Era una segunda carta. La misiva exigía una acción rápida. Una nueva misión nos esperaba en la vuelta de la esquina, en el sentido estricto de la palabra.

THEMMA
Tres horas transcurrieron y, de mis amigos, ni noticias. Tampoco se hizo visible ningún mensajero, por lo que me vi obligada a ingerir parte de la gravilla que había en el piso y la cal de las paredes, tal como en Macondo hacía lo mismo Remedios La Bella, con la única diferencia de que yo no podría escapar de allí mediante la levitación; o, al menos, no existía ningún software dentro de mi que me lo permitiera, por el momento. Lloré por la pérdida de mis amigos, cuidando de no derramar demasiadas lágrimas y haciendo malabares con mi lengua para volver a ingerir aquel líquido vital, que tan escaso parecía en aquel cuartucho no apto para claustrofóbicos.

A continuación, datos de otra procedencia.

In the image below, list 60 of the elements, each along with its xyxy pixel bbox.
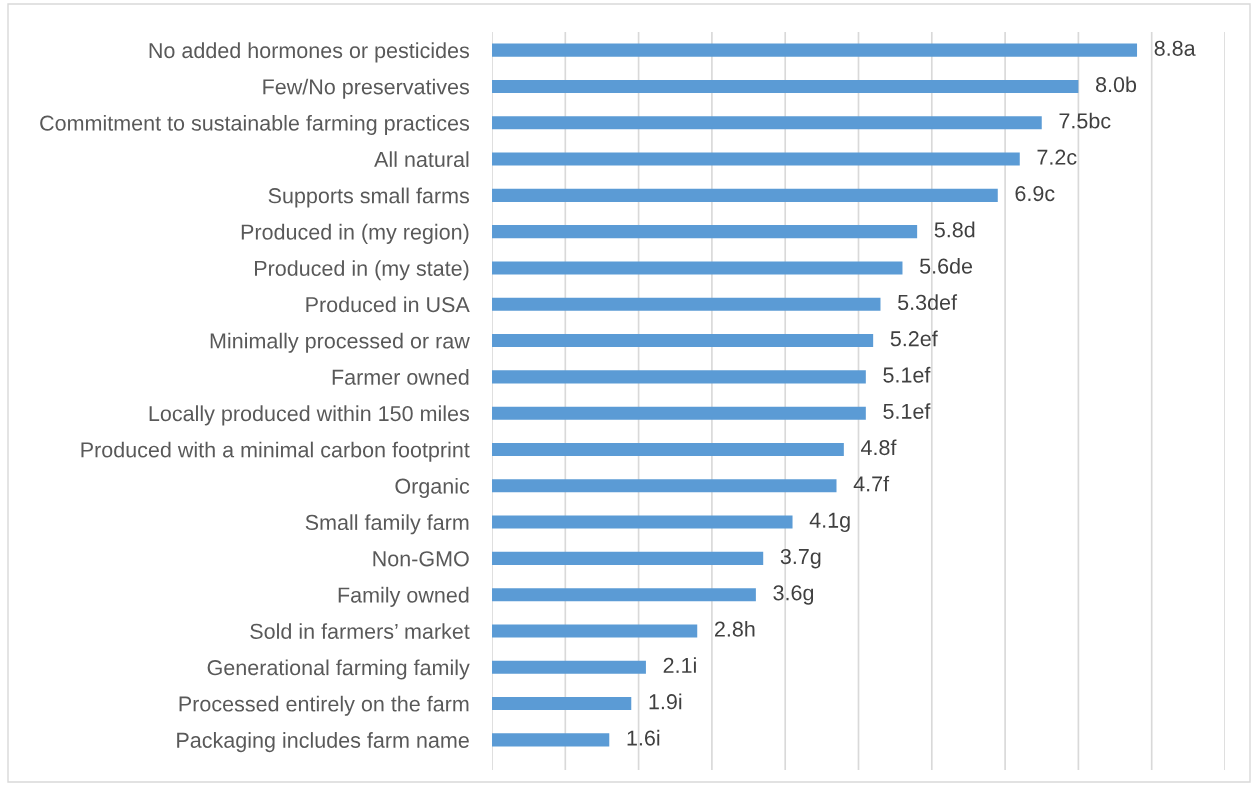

Me recosté por unas cuantas horas, y mis sueños, que alguna vez indujo el Doctor Helling cuando me creó, me atormentaron de imágenes de un pasado que nunca existió, para intentar convencerme de que mi corta edad era, en realidad, quince años más.
Arrojé una montaña de escombros sobre la puerta, reclamando por atención, reservando toda mi saliva para el momento del interrogatorio. Tras una larga insistencia, la mujer que había atendido a Estella, se apareció. Su cabello estaba revoloteado y su cara, descubierta. Supe que se trataba de la encapuchada por su voz y sus ademanes. Sus ojos color azabache se desplazaban de un sitio al otro, en mi búsqueda. Por fin, me encontró arrojada en el piso, semiinconsciente, reclamando por un plato de comida. La mujer, compadeciente, palpó los bolsillos de su largo saco, y encontró una hogaza de pan, con varios puntos negros. Si bien mi sistema ya había descargado una enciclopedia sobre todas las enfermedades que podría pescarme con aquel mohoso alimento, con los ojos cerrados lo comí a todo, de un solo bocado, llenando mi boca de algo que para nadie que no estuviera en mi situación, más que un manjar era una abominación a la gastronomía y el nutricionismo.
—¿Sabes dónde están mis amigos? —la interrogué, ni bien el último trozo del húmedo pan ingresaba por mi esófago. Ella no respondió—. Por favor, le rogué, tomando sus manos entre las mías.